Jéssica não respondeu. Apenas continuou direcionando um olhar frio. Era como uma águia visualizando sua presa.

— Tâmara, solte a garota — disse Renato, se aproximando; mas Tâmara deu mais um passo para trás.

— Só depois dessa aí abaixar a arma.

— Jés — disse Renato. — Abaixe a arma. Deixa que eu resolvo isso.

— Não. Essa vadia morre hoje.

Tâmara se afastou ainda mais, puxando Mical, até ficaram num local que não era mais protegido pela cobertura metálica da rodoviária. Gotinhas de chuvisco caíram sobre seu rosto.

Jéssica se aproximou, devagar, mirando o fuzil bem no meio dos olhos de cor âmbar.

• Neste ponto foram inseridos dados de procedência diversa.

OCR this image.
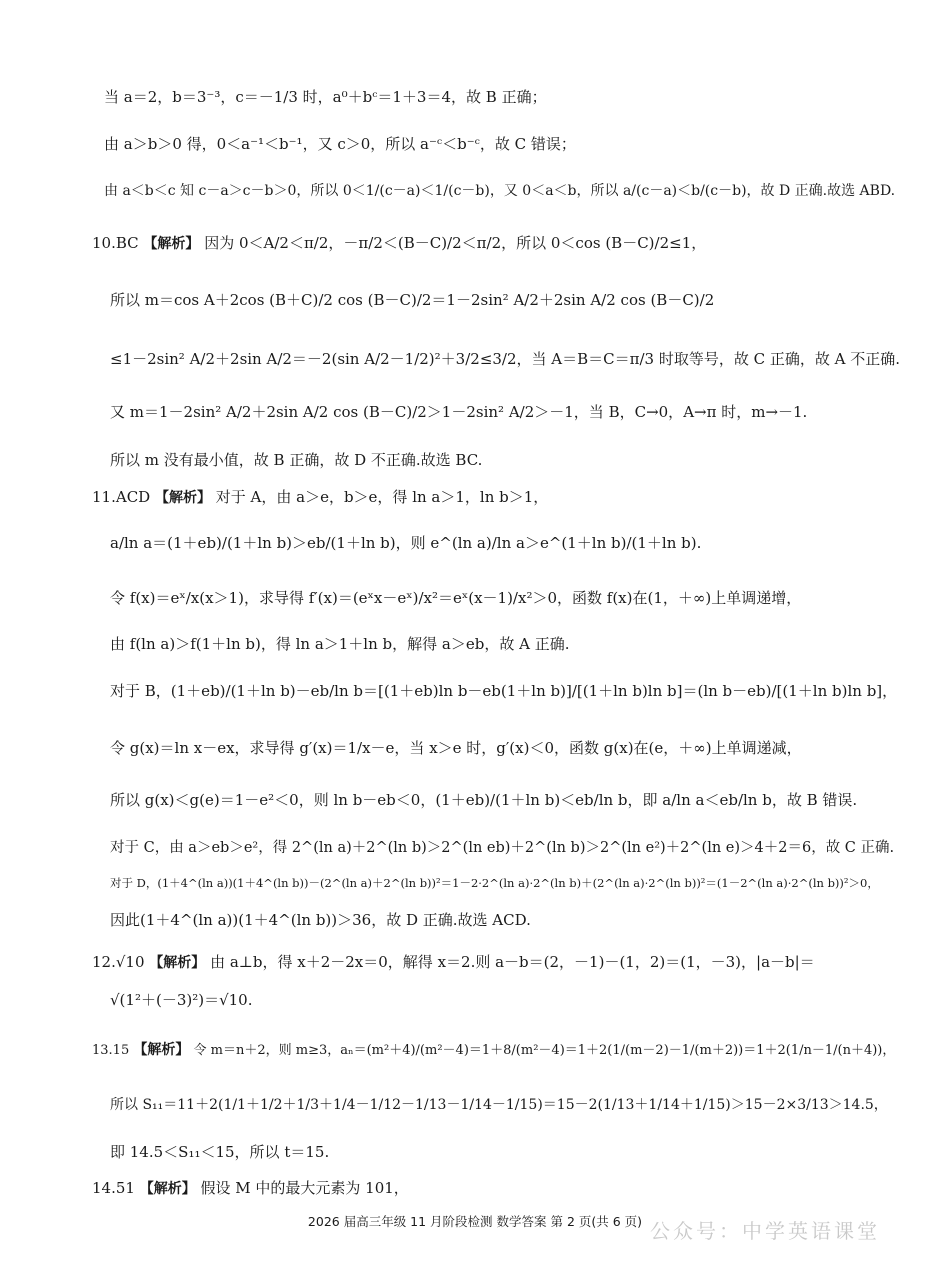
当 a＝2，b＝3⁻³，c＝－1/3 时，a⁰＋bᶜ＝1＋3＝4，故 B 正确；
由 a＞b＞0 得，0＜a⁻¹＜b⁻¹，又 c＞0，所以 a⁻ᶜ＜b⁻ᶜ，故 C 错误；
由 a＜b＜c 知 c－a＞c－b＞0，所以 0＜1/(c－a)＜1/(c－b)，又 0＜a＜b，所以 a/(c－a)＜b/(c－b)，故 D 正确.故选 ABD.
10.BC 【解析】 因为 0＜A/2＜π/2，－π/2＜(B－C)/2＜π/2，所以 0＜cos (B－C)/2≤1，
所以 m＝cos A＋2cos (B＋C)/2 cos (B－C)/2＝1－2sin² A/2＋2sin A/2 cos (B－C)/2
≤1－2sin² A/2＋2sin A/2＝－2(sin A/2－1/2)²＋3/2≤3/2，当 A＝B＝C＝π/3 时取等号，故 C 正确，故 A 不正确.
又 m＝1－2sin² A/2＋2sin A/2 cos (B－C)/2＞1－2sin² A/2＞－1，当 B，C→0，A→π 时，m→－1.
所以 m 没有最小值，故 B 正确，故 D 不正确.故选 BC.
11.ACD 【解析】 对于 A，由 a＞e，b＞e，得 ln a＞1，ln b＞1，
a/ln a＝(1＋eb)/(1＋ln b)＞eb/(1＋ln b)，则 e^(ln a)/ln a＞e^(1＋ln b)/(1＋ln b).
令 f(x)＝eˣ/x(x＞1)，求导得 f′(x)＝(eˣx－eˣ)/x²＝eˣ(x－1)/x²＞0，函数 f(x)在(1，＋∞)上单调递增，
由 f(ln a)＞f(1＋ln b)，得 ln a＞1＋ln b，解得 a＞eb，故 A 正确.
对于 B，(1＋eb)/(1＋ln b)－eb/ln b＝[(1＋eb)ln b－eb(1＋ln b)]/[(1＋ln b)ln b]＝(ln b－eb)/[(1＋ln b)ln b]，
令 g(x)＝ln x－ex，求导得 g′(x)＝1/x－e，当 x＞e 时，g′(x)＜0，函数 g(x)在(e，＋∞)上单调递减，
所以 g(x)＜g(e)＝1－e²＜0，则 ln b－eb＜0，(1＋eb)/(1＋ln b)＜eb/ln b，即 a/ln a＜eb/ln b，故 B 错误.
对于 C，由 a＞eb＞e²，得 2^(ln a)＋2^(ln b)＞2^(ln eb)＋2^(ln b)＞2^(ln e²)＋2^(ln e)＞4＋2＝6，故 C 正确.
对于 D，(1＋4^(ln a))(1＋4^(ln b))－(2^(ln a)＋2^(ln b))²＝1－2·2^(ln a)·2^(ln b)＋(2^(ln a)·2^(ln b))²＝(1－2^(ln a)·2^(ln b))²＞0，
因此(1＋4^(ln a))(1＋4^(ln b))＞36，故 D 正确.故选 ACD.
12.√10 【解析】 由 a⊥b，得 x＋2－2x＝0，解得 x＝2.则 a－b＝(2，－1)－(1，2)＝(1，－3)，|a－b|＝
√(1²＋(－3)²)＝√10.
13.15 【解析】 令 m＝n＋2，则 m≥3，aₙ＝(m²＋4)/(m²－4)＝1＋8/(m²－4)＝1＋2(1/(m－2)－1/(m＋2))＝1＋2(1/n－1/(n＋4))，
所以 S₁₁＝11＋2(1/1＋1/2＋1/3＋1/4－1/12－1/13－1/14－1/15)＝15－2(1/13＋1/14＋1/15)＞15－2×3/13＞14.5，
即 14.5＜S₁₁＜15，所以 t＝15.
14.51 【解析】 假设 M 中的最大元素为 101，
2026 届高三年级 11 月阶段检测 数学答案 第 2 页(共 6 页) 公众号：中学英语课堂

— Pensa bem, princesinha homicida — disse Clara —, se matar essa garota, suas chances de se dar bem com o Renato serão zero.

Tâmara estalou a língua.

— Tudo o que fiz, Renato, fiz porque ficar longe de você me enlouquece! Me enlouquece demais! — disse Tâmara, e jogou Mical contra Jéssica.

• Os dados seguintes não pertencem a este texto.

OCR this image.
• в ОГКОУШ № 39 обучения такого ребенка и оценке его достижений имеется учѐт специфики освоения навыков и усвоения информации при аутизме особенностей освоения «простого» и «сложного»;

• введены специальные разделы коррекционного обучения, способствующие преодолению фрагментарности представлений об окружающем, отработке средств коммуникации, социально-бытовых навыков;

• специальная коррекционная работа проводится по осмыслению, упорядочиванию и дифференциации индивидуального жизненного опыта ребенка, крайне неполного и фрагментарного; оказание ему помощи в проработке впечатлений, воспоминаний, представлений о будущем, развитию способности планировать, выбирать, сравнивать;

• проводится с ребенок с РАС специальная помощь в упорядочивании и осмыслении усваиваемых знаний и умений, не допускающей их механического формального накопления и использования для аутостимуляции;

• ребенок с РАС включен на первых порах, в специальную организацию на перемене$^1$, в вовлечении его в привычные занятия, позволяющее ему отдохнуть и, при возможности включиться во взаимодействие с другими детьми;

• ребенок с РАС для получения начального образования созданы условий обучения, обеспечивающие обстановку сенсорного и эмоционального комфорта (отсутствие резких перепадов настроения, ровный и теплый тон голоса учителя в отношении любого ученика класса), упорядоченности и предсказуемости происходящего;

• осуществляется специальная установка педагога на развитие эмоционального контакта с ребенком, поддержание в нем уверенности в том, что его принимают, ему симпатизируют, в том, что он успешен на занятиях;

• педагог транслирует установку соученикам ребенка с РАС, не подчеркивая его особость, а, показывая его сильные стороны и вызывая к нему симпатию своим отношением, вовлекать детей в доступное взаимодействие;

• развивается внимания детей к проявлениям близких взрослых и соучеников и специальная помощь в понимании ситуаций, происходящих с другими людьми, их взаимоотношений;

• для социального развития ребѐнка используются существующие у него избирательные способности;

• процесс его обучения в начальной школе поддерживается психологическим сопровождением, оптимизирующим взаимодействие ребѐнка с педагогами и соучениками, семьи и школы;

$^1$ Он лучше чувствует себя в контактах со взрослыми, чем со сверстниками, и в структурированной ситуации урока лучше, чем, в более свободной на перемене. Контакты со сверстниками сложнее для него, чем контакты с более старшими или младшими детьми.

Jéssica agarrou Mical, e Tâmara aproveitou para correr, pegar impulso, chutar o chão e saltar. Seu salto foi alto, e ela parou em cima da cobertura metálica da rodoviária, e correu, enquanto Jéssica atirava contra ela.

Tâmara conseguia ouvir as balas perfurando e atravessando o metal da cobertura embaixo de seus pés, e raspando próximas de sua cabeça. Mas ela não parou. Continuou correndo, e assim que a cobertura terminou, ela saltou novamente, e conseguiu parar sobre o telhado do prédio vizinho; e correu mais ainda. Correu até desaparecer na noite. Lágrimas brilhavam em seus olhos.

— Droga. A cerveja acabou — reclamou Clara.